氮沉降是全球环境变化中继温室效应、CO2浓度升高后,近年来备受关注的现象。仅仅研究氮沉降增加所产生的生态效应是片面的,必须加强与其它环境变化因子结合来进行研究。2012 年 《欧洲土壤生物杂志》专刊讨论土壤生态系统中的生物指示作用[35]。生物指标克服了理化监测的局限性和连续取样的繁琐性、生物指标可以在大面积和较长距离内密集布点,甚至在边远地区也能进行监测[24]。

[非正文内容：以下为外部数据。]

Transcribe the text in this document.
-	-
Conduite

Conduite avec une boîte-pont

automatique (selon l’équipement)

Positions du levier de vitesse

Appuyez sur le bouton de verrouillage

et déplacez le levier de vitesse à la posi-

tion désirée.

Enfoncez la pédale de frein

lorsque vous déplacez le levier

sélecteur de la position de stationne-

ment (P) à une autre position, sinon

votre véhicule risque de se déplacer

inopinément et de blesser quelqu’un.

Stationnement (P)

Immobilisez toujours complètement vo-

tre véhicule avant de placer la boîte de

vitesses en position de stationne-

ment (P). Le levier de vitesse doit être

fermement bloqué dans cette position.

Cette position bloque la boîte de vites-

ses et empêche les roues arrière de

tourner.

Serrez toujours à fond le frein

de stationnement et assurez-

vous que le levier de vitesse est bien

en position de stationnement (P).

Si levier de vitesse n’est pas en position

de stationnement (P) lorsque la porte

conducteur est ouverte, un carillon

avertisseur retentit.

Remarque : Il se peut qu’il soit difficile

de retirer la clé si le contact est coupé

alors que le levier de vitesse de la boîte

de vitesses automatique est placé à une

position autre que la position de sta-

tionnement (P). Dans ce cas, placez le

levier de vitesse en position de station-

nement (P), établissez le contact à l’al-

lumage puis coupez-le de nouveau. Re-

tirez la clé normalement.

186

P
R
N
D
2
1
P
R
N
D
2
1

随着氮沉降的全球化,关于氮沉降对生物多样性的影响以及它们的交互作用对碳吸存的影响应是今后研究重点之一[36]。
此外,还要加强对氮沉降下生物区系的研究。目前研究地域方面国外主要是在温带地区做的工作较多,我国主要是在热带、亚热带地区。在东北地区,大小兴安岭森林生态系统的土壤动物研究较多[37-39],但主要是集中在区系调查、生态地理特征方面的研究。目前该地区生物对氮沉降的响应研究还未见报道,这也是今后研究的另一个重点内容。